Почему я об этом заговорил? Потому что однажды Гулевич чуть не заработала инфаркт: она шла через наш двор, а из соседнего подъезда вышел Адам Хумер, чиновник госбезопасности, который ее в свое время допрашивал, жуткая сволочь. Конечно, тогда я об этом понятия не имел. Хумера я знал как отца Витека — симпатичного мальчика, моего соседа и приятеля. Помню, как однажды во дворе какой-то парень постарше пихнул или ударил Витека — обычный эпизод дворовой жизни, но его отец, очевидно увидевший это в окно, выбежал из подъезда и, развив фантастическую скорость, догнал обидчика. Чуть ухо тому не оторвал. Это естественно, ко-гда отец защищает своего ребенка, но, должен признаться, жестокость сей сцены произвела на меня впечатление. Так что ничего удивительного, если Гулевич, увидев Хумера в нашем дворе, чуть не упала замертво.
Когда позже, в гимназии, мы создавали с Адамом Михником Клуб искателей противоречий, Пшимановский пригласил нас к себе — наверное, как раз через Гулевич, тогда уже ставшую его женой. Деталей разговора я не помню, но нам с Адамом показалось, что он словно бы хочет взять нас под свое крыло, а мы к этому совершенно не стремились.
Глава II. Клуб искателей противоречий
«Историю, полную белых пятен, мы воспринимали в категориях детективно-криминальной загадки, которая требовала решения»

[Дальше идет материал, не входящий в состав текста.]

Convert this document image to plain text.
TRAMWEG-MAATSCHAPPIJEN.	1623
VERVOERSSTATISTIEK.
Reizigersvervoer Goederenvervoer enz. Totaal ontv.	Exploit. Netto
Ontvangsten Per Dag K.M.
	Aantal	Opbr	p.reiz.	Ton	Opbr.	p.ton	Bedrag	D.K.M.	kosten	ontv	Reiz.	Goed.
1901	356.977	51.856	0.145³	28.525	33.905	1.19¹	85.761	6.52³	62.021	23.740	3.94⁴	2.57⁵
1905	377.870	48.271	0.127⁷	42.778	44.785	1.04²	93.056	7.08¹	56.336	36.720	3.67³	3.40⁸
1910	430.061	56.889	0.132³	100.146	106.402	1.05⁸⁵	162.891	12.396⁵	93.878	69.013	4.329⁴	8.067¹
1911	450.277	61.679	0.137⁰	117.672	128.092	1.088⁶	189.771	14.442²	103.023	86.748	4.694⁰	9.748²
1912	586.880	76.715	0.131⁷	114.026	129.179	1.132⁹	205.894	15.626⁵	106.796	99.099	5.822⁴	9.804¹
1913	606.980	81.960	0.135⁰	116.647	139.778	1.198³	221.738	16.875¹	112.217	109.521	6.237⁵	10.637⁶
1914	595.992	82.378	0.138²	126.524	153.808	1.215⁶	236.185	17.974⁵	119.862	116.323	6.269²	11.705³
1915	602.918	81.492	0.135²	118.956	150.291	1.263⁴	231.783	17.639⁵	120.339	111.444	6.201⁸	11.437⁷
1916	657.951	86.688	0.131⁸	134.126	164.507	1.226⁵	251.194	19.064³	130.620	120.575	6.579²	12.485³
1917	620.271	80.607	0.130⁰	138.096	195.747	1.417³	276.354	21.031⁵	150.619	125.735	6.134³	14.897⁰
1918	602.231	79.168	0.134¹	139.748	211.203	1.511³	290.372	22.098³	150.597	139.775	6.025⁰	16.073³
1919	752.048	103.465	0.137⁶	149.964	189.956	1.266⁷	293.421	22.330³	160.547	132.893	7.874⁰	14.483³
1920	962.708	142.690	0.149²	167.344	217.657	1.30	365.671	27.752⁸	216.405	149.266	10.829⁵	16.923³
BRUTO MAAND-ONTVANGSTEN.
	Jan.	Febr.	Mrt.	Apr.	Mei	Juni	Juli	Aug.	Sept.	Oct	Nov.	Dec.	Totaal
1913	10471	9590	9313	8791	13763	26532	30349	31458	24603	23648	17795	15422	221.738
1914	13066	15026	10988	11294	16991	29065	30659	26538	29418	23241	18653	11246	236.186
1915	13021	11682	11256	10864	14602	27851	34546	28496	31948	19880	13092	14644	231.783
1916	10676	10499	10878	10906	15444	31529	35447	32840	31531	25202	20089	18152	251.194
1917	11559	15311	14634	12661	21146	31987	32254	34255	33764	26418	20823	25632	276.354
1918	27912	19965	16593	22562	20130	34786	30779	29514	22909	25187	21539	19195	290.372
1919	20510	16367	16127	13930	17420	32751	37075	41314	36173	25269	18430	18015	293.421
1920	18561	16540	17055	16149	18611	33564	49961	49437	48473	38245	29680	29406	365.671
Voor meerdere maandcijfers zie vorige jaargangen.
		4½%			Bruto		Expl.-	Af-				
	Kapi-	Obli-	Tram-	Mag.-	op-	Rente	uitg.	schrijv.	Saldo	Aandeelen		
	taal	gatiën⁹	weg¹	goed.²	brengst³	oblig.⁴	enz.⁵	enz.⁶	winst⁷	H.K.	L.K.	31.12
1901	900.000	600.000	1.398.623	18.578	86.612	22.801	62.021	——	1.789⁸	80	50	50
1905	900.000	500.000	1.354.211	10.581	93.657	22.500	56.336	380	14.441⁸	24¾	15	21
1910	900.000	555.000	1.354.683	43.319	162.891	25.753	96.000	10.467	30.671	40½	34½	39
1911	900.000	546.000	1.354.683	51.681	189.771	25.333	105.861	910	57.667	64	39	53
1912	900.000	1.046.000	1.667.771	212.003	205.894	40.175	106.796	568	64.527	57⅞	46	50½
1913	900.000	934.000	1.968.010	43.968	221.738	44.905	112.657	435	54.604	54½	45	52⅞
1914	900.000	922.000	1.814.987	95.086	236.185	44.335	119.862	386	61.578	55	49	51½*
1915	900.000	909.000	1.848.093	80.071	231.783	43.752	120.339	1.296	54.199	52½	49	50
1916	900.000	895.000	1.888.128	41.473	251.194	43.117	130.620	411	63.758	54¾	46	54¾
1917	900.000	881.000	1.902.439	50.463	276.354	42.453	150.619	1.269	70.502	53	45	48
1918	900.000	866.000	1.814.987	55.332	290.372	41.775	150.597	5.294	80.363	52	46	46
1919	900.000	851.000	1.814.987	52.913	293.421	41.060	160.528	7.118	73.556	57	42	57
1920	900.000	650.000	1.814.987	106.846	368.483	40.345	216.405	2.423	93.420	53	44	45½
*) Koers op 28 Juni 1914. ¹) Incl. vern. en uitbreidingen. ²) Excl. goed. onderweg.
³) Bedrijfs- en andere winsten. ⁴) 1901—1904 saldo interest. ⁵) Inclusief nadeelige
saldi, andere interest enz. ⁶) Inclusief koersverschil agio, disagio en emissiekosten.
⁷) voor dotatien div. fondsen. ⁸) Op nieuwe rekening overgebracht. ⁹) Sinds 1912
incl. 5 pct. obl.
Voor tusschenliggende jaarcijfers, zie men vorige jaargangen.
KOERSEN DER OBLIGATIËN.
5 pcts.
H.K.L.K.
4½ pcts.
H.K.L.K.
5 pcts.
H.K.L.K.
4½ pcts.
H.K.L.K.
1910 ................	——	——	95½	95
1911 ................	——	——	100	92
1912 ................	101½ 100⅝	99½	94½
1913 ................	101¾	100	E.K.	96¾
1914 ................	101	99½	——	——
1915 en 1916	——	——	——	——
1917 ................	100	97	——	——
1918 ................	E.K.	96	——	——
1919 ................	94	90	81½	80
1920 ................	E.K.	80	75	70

Мы познакомились в средней школе, когда я пошел в восьмой класс лицея имени Стефана Батория. Адам уже там учился в девятом классе — он на год старше меня.
Знаешь, вся эта наша среда представляла собой группу молодежи с разницей в один-два года — учеников нескольких варшавских школ. И еще один важный момент, своего рода «ключ доступа», который у многих из нас имелся, — у меня как раз его не было, в отличие от, например, Адама, Олека Перского[41], Севека Блумштайна[42], Мирека Савицкого[43], Марты Петрусевич[44], Анджея Северина[45] и, кажется, Кшиштофа Михальского[46]: это были вальтеровцы[47], скаутская дружина, которую основал и которой руководил Яцек Куронь[48]. Они (или, скорее, те из нас, о ком я говорю) были последней, самой младшей группой, еще успевшей попасть в отряд, — вальтеровцев разогнали в 1961 году, но приятельские и дружеские связи, конечно, сохранились.
Нет, я как-то вообще ни в какие организации не стремился, хотя это была классная среда, очень классная. Но не мне рассказывать, кем были вальтеровцы, потому что я был знаком всего с несколькими и тогда, когда все уже, в сущности, закончилось. Я еще успел собственными глазами увидеть этос этой среды в действии — феноменальную преданность общественной работе. Как-то я навещал в летнем лагере Олека, Севека и Мирека, которые были там воспитателями. Руководителем был, кажется, Фелек Куронь, младший брат Яцека.
Слушай, к концу дня, когда дети укладывались спать, эти парни выглядели полумертвыми. Голос сорван, но они еще садились и обсуждали планы на завтрашний день, потом заваливались спать, а утром все сначала — не знаю, каким чудом, но они в том же темпе начинали очередной день. Такого количества энергии, отдаваемой другим людям — ради того, чтобы сделать каникулы этих детей потрясающими, я нигде больше не встречал. Думаю, подобные настроения и подобный драйв были характерны для эпохи первой «Солидарности».
Вот именно — возвращаясь к нашей среде… Мне немного неловко, потому что это должен сказать кто-то другой, а не человек изнутри, но мы были потрясающей молодежью. Случаются иногда в истории общества такие чудеса. В результате некоего таинственного стечения обстоятельств в одной точке вдруг обнаруживается сгусток талантов.
Может, мудрая природа попыталась компенсировать демографические потери военных лет… Ведь об этом поколении, достигшем зрелости к середине шестидесятых (то есть родившемся сразу после войны), заговорили по всей Европе и в Соединенных Штатах. Не углубляясь в метафизику, это можно просто проследить, глядя на «наши», так сказать, взрослые биографии (боже мой, в 2018 году отмечается пятидесятилетие мартовских событий, полвека — какие же мы старые… ну, чтобы никого не обижать, может, лучше сказать: взрослые).